This directory contains a complete Java implementation of Hydra. Hydra-Java passes all tests in the common test suite, ensuring identical behavior with Hydra-Haskell and Hydra-Python.
Hydra is a type-aware data transformation toolkit which aims to be highly flexible and portable. It has its roots in graph databases and type theory, and provides APIs in Haskell, Java, Python, Scala, TypeScript, and Lisp. See the main Hydra README for more details.
JavaDocs for Hydra-Java can be found here, and releases can be found on Maven Central here.

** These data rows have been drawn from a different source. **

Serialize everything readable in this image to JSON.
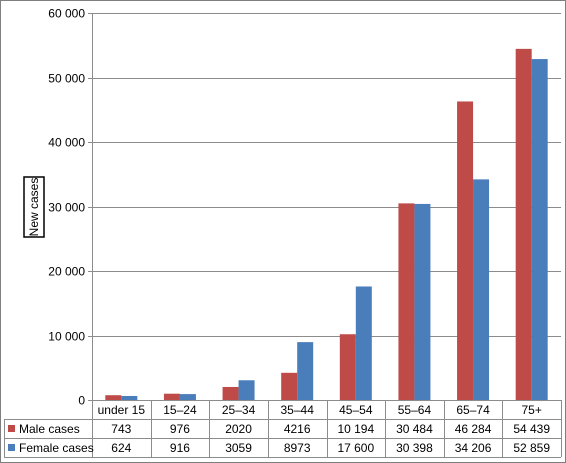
{
  "chart_data": {
    "type": "bar",
    "ylabel": "New cases",
    "ylim": [
      0,
      60000
    ],
    "yticks": [
      "0",
      "10 000",
      "20 000",
      "30 000",
      "40 000",
      "50 000",
      "60 000"
    ],
    "ytick_values": [
      0,
      10000,
      20000,
      30000,
      40000,
      50000,
      60000
    ],
    "grid": true,
    "legend": "data-table",
    "categories": [
      "under 15",
      "15–24",
      "25–34",
      "35–44",
      "45–54",
      "55–64",
      "65–74",
      "75+"
    ],
    "series": [
      {
        "name": "Male cases",
        "color": "#be4b48",
        "values": [
          743,
          976,
          2020,
          4216,
          10194,
          30484,
          46284,
          54439
        ],
        "labels": [
          "743",
          "976",
          "2020",
          "4216",
          "10 194",
          "30 484",
          "46 284",
          "54 439"
        ]
      },
      {
        "name": "Female cases",
        "color": "#4a7ebb",
        "values": [
          624,
          916,
          3059,
          8973,
          17600,
          30398,
          34206,
          52859
        ],
        "labels": [
          "624",
          "916",
          "3059",
          "8973",
          "17 600",
          "30 398",
          "34 206",
          "52 859"
        ]
      }
    ]
  }
}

Hydra-Java requires Java 11 or later. The Gradle wrapper lives at
heads/java/gradlew; all subprojects (hydra-java, hydra-rdf4j,
hydra-neo4j, hydra-pg-dsl) are configured from there.
cd heads/java
./gradlew :hydra-java:buildTo publish the resulting JAR to your local Maven repository:
cd heads/java
./gradlew :hydra-java:publishToMavenLocalYou may need to set the JAVA_HOME environment variable:
cd heads/java
JAVA_HOME=/path/to/java11/installation ./gradlew :hydra-java:buildOn Apple Silicon (M1/M2/M3/M4) Macs, using an x86_64 JDK (which runs under Rosetta 2 translation) can cause ~20x slower code generation and test execution compared to a native arm64 JDK. This applies to any Java version — the critical factor is architecture, not version number.
To check your JDK's architecture:
file "$(which java)"
# arm64 = native (fast), x86_64 = Rosetta (slow)If you see x86_64, install a native arm64 JDK. Downloads are available from
Oracle,
Adoptium, or via Homebrew (brew install openjdk@11).
To compare Hydra's performance across JDK versions on your machine, use the benchmark
test runner with --tag to label each run and --repeat for statistical reliability:
export JAVA_HOME=$(/usr/libexec/java_home -v 11)
bin/run-benchmark-tests.sh --hosts java --tag java11 --repeat 5
export JAVA_HOME=$(/usr/libexec/java_home -v 17)
bin/run-benchmark-tests.sh --hosts java --tag java17 --repeat 5
# Compare results
bin/run-benchmark-tests.sh dashboard diff --old java11 --new java17For comprehensive documentation about Hydra's architecture and usage, see:
- Concepts - Core concepts and type system
- Implementation - Implementation guide
- Code Organization -
The
packages/,heads/,dist/layout - Testing - Common test suite documentation
- Developer Recipes - Step-by-step guides
Hydra-Java has two types of tests: the common test suite (shared across all Hydra implementations) and Java-specific tests. See the Testing wiki page for comprehensive documentation.
The common test suite (hydra.test.testSuite) ensures parity across all Hydra implementations.
Passing all common test suite cases is the criterion for a true Hydra implementation.
To run all tests:
cd heads/java
./gradlew :hydra-java:testThe test suite is generated from Hydra DSL sources and includes:
- Primitive function tests (lists, strings, math, etc.)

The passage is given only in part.